Apesar da animação em viver o personagem, Godô lembra que o começo não foi nada fácil.

“Levar o mascarado para dentro das escolas foi difícil. Muitas pessoas não aceitavam porque era um mascarado, mas eu sabia que eu ia encarar todas essas dificuldades. A minha mensagem mesmo era mostrar que ele faz parte da nossa história, não pertence a nenhuma religião, mas que era um personagem cultural da nossa cidade”, conta.

Agora, a presença do personagem ultrapassa o Carnaval de Congo: em empresas, aniversários, festas e até nas capas de cadernos da rede municipal de ensino, João Bananeira deixou de ser um mascarado desconhecido para ser um ícone do folclore e da cultura de Cariacica.

Alfredo Godô também é coordenador de manifestações populares de carnaval na Secretaria Municipal de Cultura e Turismo de Cariacica e organiza todo ano o grupo João Bananeira, que não pode faltar dentro do Carnaval de Congo de Máscaras. De 20 a 30 artistas se reúnem para animar e celebrar a festa, que atrai tanto moradores de cidades próximas quanto turistas.

Para o carnaval de 2026, a Boa Vista vai contar a história do personagem, com o enredo “João do Congo: A voz que dança nas folhas da resistência”.

As coisas foram se ampliando, mais pessoas se vestindo de João Bananeira e virou um ícone, virou um personagem da história da nossa cidade. Sinto muito orgulho de ter descoberto esse personagem, de poder ter dado vida a ele. Antigamente, só quem conhecia era quem era de Roda D’Água

"Agora milhares de pessoas conhecem o João Bananeira. Resistência, relíquia, resiliência, tudo isso tá aí, incluso aí nessa importância desse personagem. Vitória!", completou Godô.

Terra de João Bananeira: Cariacica valoriza a cultura e identidade

Em 3 de julho de 2020, a Prefeitura de Cariacica registrou o Carnaval de Congo de Máscaras e o próprio João Bananeira como patrimônios imateriais do município, por meio dos Decretos nº 117 e nº 118.

Isso significa que tanto a festa quanto o personagem têm suas características preservadas, não permitindo adaptações. A forma artesanal de confecção das máscaras e saias, feitas de folhas de bananeira e materiais reciclados, são únicas e exclusivas da figura folclórica.

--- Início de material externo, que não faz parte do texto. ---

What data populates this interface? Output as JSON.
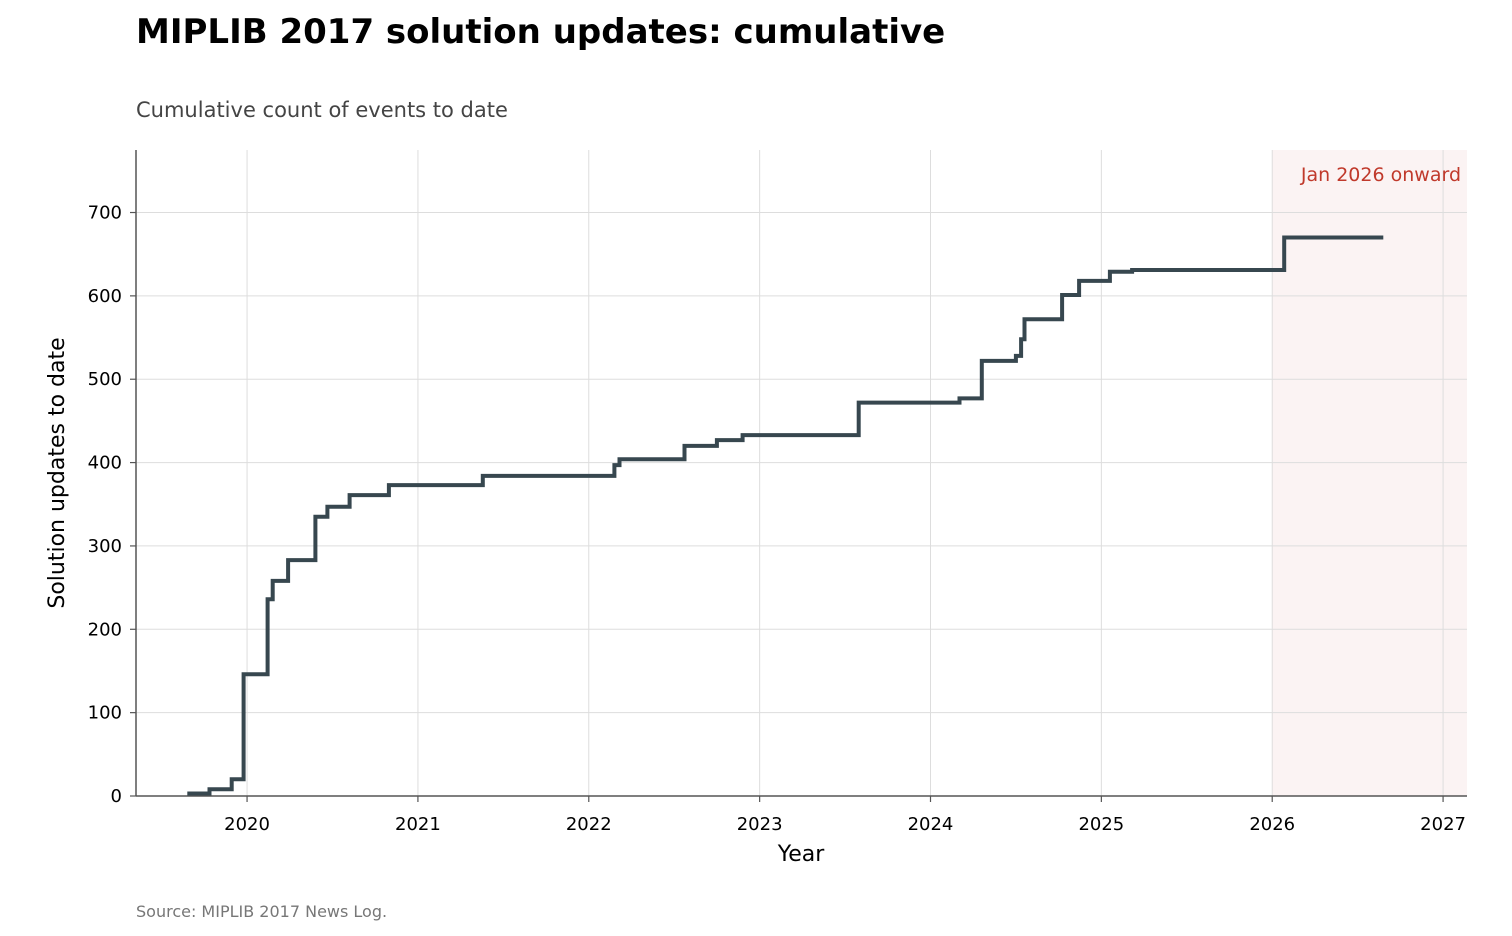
{
  "chart_data": {
    "type": "line",
    "step": "post",
    "title": "MIPLIB 2017 solution updates: cumulative",
    "subtitle": "Cumulative count of events to date",
    "xlabel": "Year",
    "ylabel": "Solution updates to date",
    "source": "Source: MIPLIB 2017 News Log.",
    "xlim": [
      2019.35,
      2027.14
    ],
    "ylim": [
      0,
      775
    ],
    "xticks": [
      2020,
      2021,
      2022,
      2023,
      2024,
      2025,
      2026,
      2027
    ],
    "yticks": [
      0,
      100,
      200,
      300,
      400,
      500,
      600,
      700
    ],
    "grid": true,
    "highlight": {
      "label": "Jan 2026 onward",
      "start": 2026.0,
      "end": 2027.14,
      "color": "#c0392b"
    },
    "series": [
      {
        "color": "#37474f",
        "points": [
          [
            2019.65,
            3
          ],
          [
            2019.78,
            8
          ],
          [
            2019.91,
            20
          ],
          [
            2019.98,
            146
          ],
          [
            2020.12,
            236
          ],
          [
            2020.15,
            258
          ],
          [
            2020.24,
            283
          ],
          [
            2020.4,
            335
          ],
          [
            2020.47,
            347
          ],
          [
            2020.6,
            361
          ],
          [
            2020.83,
            373
          ],
          [
            2021.38,
            384
          ],
          [
            2022.15,
            397
          ],
          [
            2022.18,
            404
          ],
          [
            2022.56,
            420
          ],
          [
            2022.75,
            427
          ],
          [
            2022.9,
            433
          ],
          [
            2023.58,
            472
          ],
          [
            2024.17,
            477
          ],
          [
            2024.3,
            522
          ],
          [
            2024.5,
            528
          ],
          [
            2024.53,
            548
          ],
          [
            2024.55,
            572
          ],
          [
            2024.77,
            601
          ],
          [
            2024.87,
            618
          ],
          [
            2025.05,
            629
          ],
          [
            2025.18,
            631
          ],
          [
            2026.07,
            670
          ],
          [
            2026.65,
            670
          ]
        ]
      }
    ]
  }
}
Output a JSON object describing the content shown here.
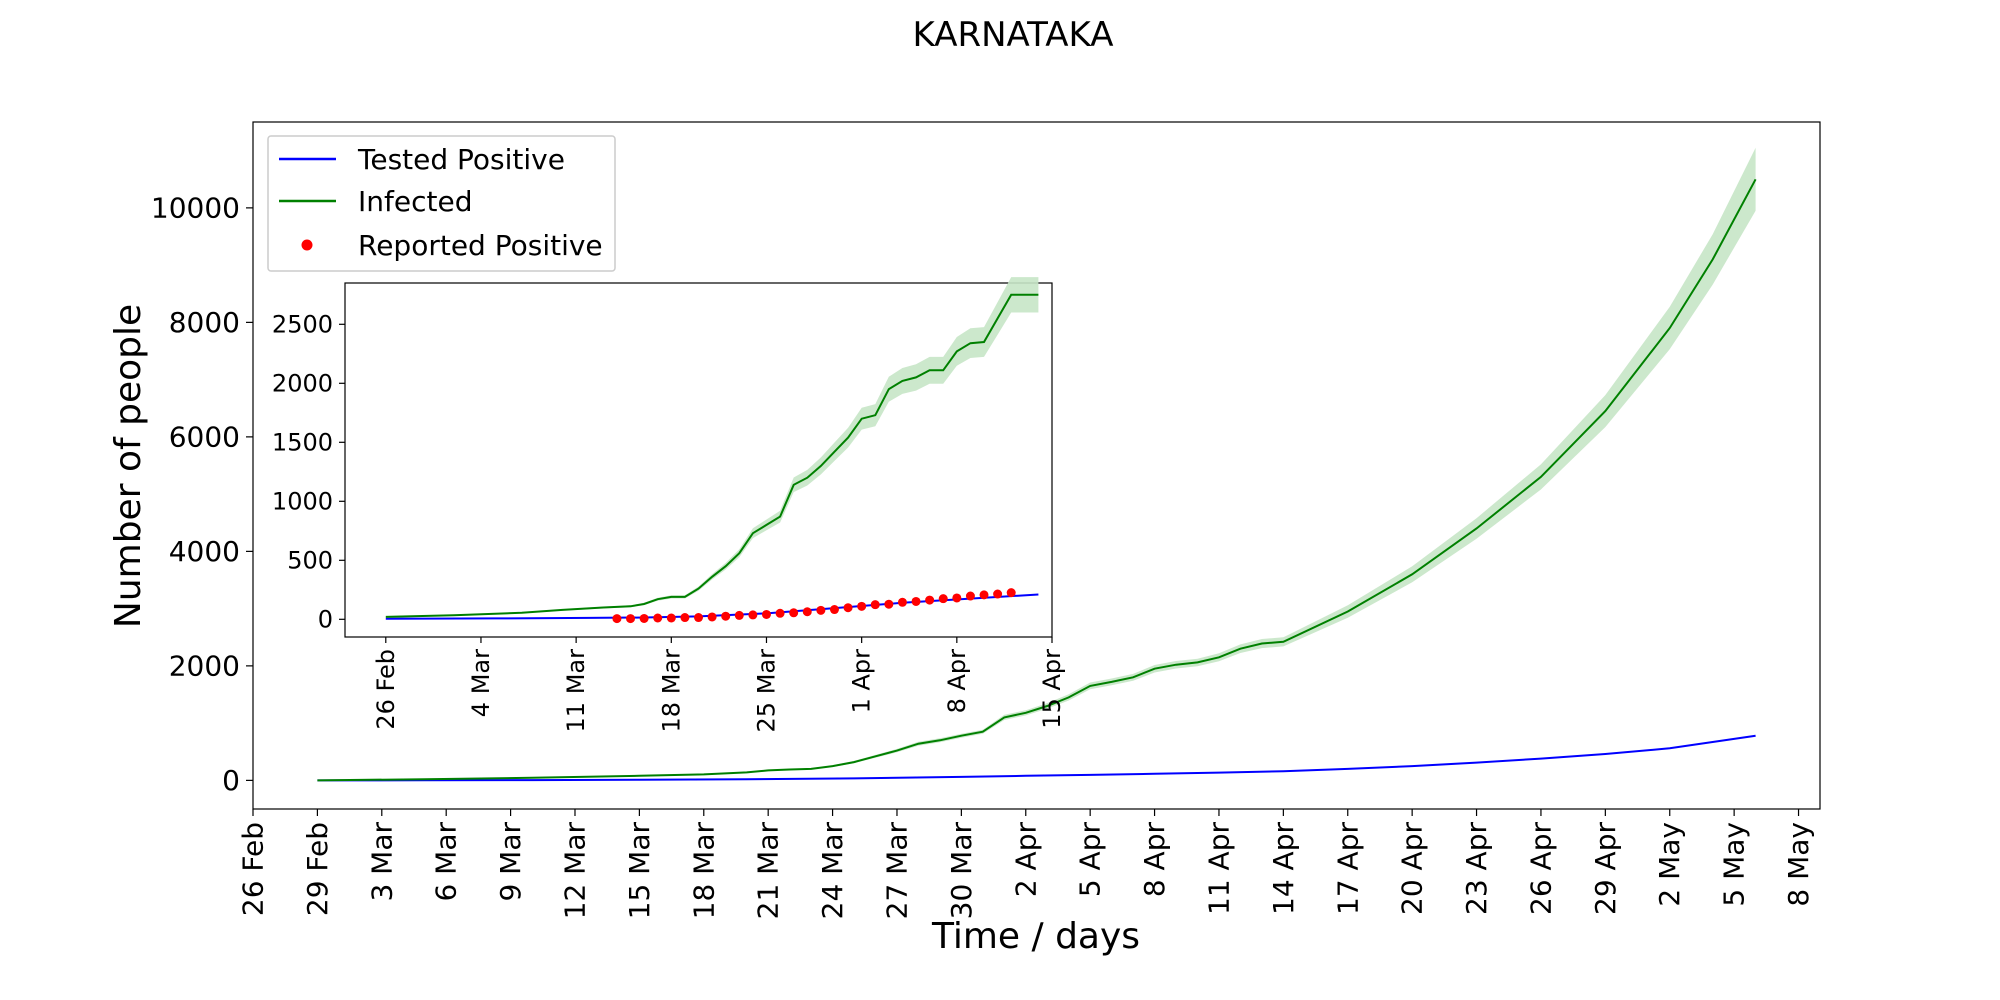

Congo de Máscaras Roda D`água
Congo de Máscaras Roda D`água Crédito: Ricardo Medeiros

Além disso, em 2005, João Bananeira também se tornou nome da lei municipal de incentivo à cultura de Cariacica, que financia projetos culturais de artistas e grupos locais. Com tantas contribuições, nada mais justo que a famosa figura ter um dia só para ele, e a Lei nº 6.495 garantiu isso há 2 anos: agora, junto com o Dia do Folclore, em 22 de agosto, também é comemorado o Dia do João Bananeira.

* Este conteúdo é uma produção do 28º Curso de Residência em Jornalismo. A reportagem teve orientação e edição do editora Marcella Scaramella.